The move goes beyond a memo Obama signed last June, which permitted same-sex partners to use the government's long-term-care insurance and other fringe benefits. The Office of Personnel Management said Tuesday that same-sex partners will become eligible for such insurance next month.
Obama also ordered federal agencies last year to identify other benefits that could be offered to same-sex partners. A review by the Office of Personnel Management and Justice Department determined that at least some agencies could also permit credit union and gym memberships and access to counseling services, adoption counseling, and agency events or outings.
A limited number of intelligence and financial regulatory agencies, Obama's memo said, will be able to provide reimbursements for health-insurance premiums, dental and vision insurance, business travel accident insurance and tax reimbursements for gym memberships, physical exams and homeowners' insurance.
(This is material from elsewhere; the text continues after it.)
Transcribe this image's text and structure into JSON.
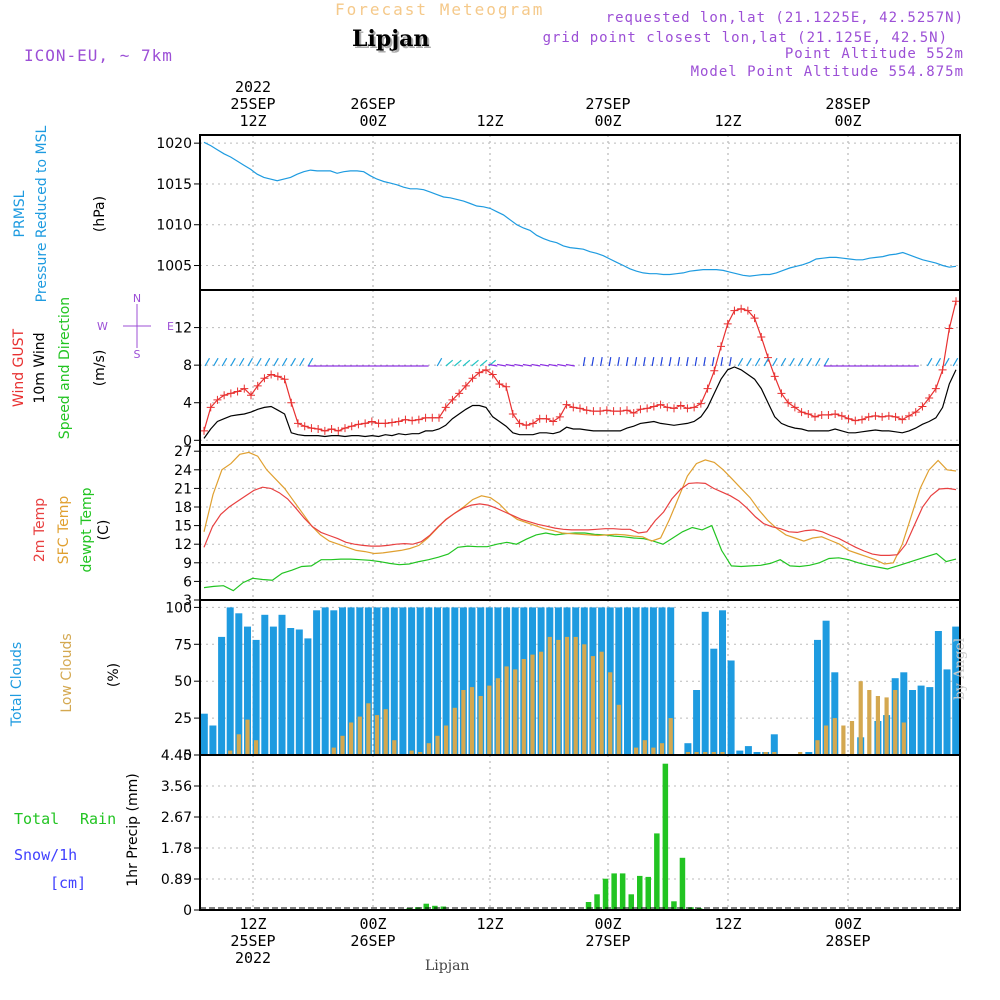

These benefits do not cover uniformed members of the military. Last week, the House voted to repeal the military's "don't ask, don't tell" policy, which bans gays and lesbians from openly serving in uniform, and the Senate is scheduled to vote on a repeal in the coming weeks. If a repeal is included in the final version of the annual defense spending bill, the Pentagon would take steps next year to address the treatment of gay and lesbian service members.
Though Obama has extended a greater number of benefits to gay federal workers than any of his predecessors, he is prevented by federal law from providing full benefits to same-sex partners. To that end, he reiterated support for House and Senate legislation that would grant all federal benefits to same-sex partners.